Aldus vastgesteld in de vergadering van de raad van de gemeente Zoetermeer; 28 november 2016,

Voorzitter

Griffier

TOELICHTING VERORDENING KWALITEIT MILIEUGERELATEERD(E) VERGUNNINGVERLENING, TOEZICHT EN HANDHAVING

Deze verordening regelt de kwaliteit van de door de Omgevingsdienst Haaglanden, in opdracht van het college van burgemeester en wethouders, uitgevoerde vergunningverlening, toezicht en handhaving (VTH) van het omgevingsrecht.

De verordening verbindt inhoudelijke ambities voor kwaliteit aan bestaande, deels in ontwikkeling zijnde, andere kaders die door procedurele of inhoudelijke normering van vergunningverlening, toezicht en handhaving bijdragen aan deze kwaliteit. Denk bijvoorbeeld aan de Gemeentewet, de Provinciewet, de Wet algemene bepalingen omgevingsrecht (Wabo), de Wet milieubeheer, de Algemene wet bestuursrecht en de Wet gemeenschappelijke regelingen.

In de praktijk zijn bovendien verschillende kaders gebruikelijk voor het beoordelen van de kwaliteit van de omgevingsdienst. Vertrekpunt zijn de Kwaliteitscriteria 2.1 (die zijn verankerd in artikel 4). Deze zijn ontwikkeld en worden toegepast met als doel de kwaliteit van vergunningverlening, toezicht en handhaving te waarborgen en te bevorderen.
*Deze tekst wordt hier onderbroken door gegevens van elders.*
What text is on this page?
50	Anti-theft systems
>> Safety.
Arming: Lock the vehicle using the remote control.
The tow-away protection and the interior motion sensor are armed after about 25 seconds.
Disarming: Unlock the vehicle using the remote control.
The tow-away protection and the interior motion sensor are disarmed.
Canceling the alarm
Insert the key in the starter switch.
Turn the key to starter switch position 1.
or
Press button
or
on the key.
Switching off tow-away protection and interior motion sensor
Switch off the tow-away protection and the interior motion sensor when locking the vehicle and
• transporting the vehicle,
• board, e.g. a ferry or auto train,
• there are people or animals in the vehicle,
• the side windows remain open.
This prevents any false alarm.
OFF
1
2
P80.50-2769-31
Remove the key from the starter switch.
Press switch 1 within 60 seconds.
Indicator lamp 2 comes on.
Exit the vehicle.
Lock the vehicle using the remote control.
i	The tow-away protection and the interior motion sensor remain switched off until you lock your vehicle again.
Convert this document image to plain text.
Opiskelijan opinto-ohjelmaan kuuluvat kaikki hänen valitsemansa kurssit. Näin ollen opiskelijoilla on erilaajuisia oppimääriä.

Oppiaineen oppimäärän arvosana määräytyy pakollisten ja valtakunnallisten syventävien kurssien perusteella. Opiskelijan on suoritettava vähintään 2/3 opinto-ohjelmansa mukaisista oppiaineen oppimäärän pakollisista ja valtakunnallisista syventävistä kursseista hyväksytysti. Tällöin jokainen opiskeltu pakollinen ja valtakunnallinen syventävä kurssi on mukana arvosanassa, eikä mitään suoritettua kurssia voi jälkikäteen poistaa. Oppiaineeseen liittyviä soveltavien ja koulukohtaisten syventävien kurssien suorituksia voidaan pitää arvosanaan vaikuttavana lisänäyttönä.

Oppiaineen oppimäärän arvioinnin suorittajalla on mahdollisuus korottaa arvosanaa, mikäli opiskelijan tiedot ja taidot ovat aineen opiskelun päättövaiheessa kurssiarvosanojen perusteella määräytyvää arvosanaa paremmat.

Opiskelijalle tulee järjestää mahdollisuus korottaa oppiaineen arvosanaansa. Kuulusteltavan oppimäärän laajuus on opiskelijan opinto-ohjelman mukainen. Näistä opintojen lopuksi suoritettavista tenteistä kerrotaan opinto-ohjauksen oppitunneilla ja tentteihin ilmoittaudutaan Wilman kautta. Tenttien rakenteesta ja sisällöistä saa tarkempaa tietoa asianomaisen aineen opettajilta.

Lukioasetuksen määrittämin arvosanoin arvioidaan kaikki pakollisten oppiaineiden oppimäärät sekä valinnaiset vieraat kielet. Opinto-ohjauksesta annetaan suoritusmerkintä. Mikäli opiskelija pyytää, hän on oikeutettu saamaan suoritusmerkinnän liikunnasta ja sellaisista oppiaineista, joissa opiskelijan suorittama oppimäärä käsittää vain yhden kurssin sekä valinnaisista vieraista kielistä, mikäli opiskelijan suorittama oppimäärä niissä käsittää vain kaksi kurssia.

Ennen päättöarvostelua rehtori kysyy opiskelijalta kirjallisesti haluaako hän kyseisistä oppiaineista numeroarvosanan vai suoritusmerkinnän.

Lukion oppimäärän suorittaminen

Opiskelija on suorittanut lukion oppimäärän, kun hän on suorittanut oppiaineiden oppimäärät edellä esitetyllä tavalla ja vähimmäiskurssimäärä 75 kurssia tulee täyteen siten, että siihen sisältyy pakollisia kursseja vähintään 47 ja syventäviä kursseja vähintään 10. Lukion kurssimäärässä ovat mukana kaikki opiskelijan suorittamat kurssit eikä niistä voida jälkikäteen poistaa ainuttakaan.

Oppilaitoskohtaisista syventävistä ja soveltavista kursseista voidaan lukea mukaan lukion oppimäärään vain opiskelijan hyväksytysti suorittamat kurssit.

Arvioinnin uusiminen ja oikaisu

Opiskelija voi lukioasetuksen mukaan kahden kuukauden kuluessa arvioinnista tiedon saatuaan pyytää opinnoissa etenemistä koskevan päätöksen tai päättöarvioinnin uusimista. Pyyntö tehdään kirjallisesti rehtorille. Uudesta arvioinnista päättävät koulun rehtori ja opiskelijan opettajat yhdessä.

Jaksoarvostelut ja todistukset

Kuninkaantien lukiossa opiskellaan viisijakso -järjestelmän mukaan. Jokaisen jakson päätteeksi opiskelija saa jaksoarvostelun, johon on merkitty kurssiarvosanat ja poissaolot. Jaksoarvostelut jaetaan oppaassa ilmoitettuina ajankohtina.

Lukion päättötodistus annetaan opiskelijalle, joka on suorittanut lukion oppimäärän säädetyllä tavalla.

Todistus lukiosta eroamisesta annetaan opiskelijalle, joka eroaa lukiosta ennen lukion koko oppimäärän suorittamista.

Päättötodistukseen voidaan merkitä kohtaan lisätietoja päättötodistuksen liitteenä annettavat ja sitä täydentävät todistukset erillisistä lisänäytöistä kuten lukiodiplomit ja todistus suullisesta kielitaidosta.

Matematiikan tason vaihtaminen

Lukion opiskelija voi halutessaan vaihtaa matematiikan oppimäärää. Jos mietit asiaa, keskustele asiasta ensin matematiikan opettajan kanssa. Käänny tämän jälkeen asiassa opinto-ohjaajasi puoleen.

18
Deze verordening is een blijvend kader voor het bevorderen, beoordelen en borgen van de kwaliteit. Blijvende goede verrichtingen in dit kader vergen meer dan regels alleen. Zo zullen de bestaande Kwaliteitscriteria 2.1 na verloop van tijd, gelet op wijzigingen in de omringende wetgeving en met het oog op de brede reikwijdte die ze krijgen met deze verordening, een levend instrument blijven. Dit betekent dat ze op termijn in brede samenwerking met andere gemeenten en provincies en omgevingsdiensten geactualiseerd moeten worden.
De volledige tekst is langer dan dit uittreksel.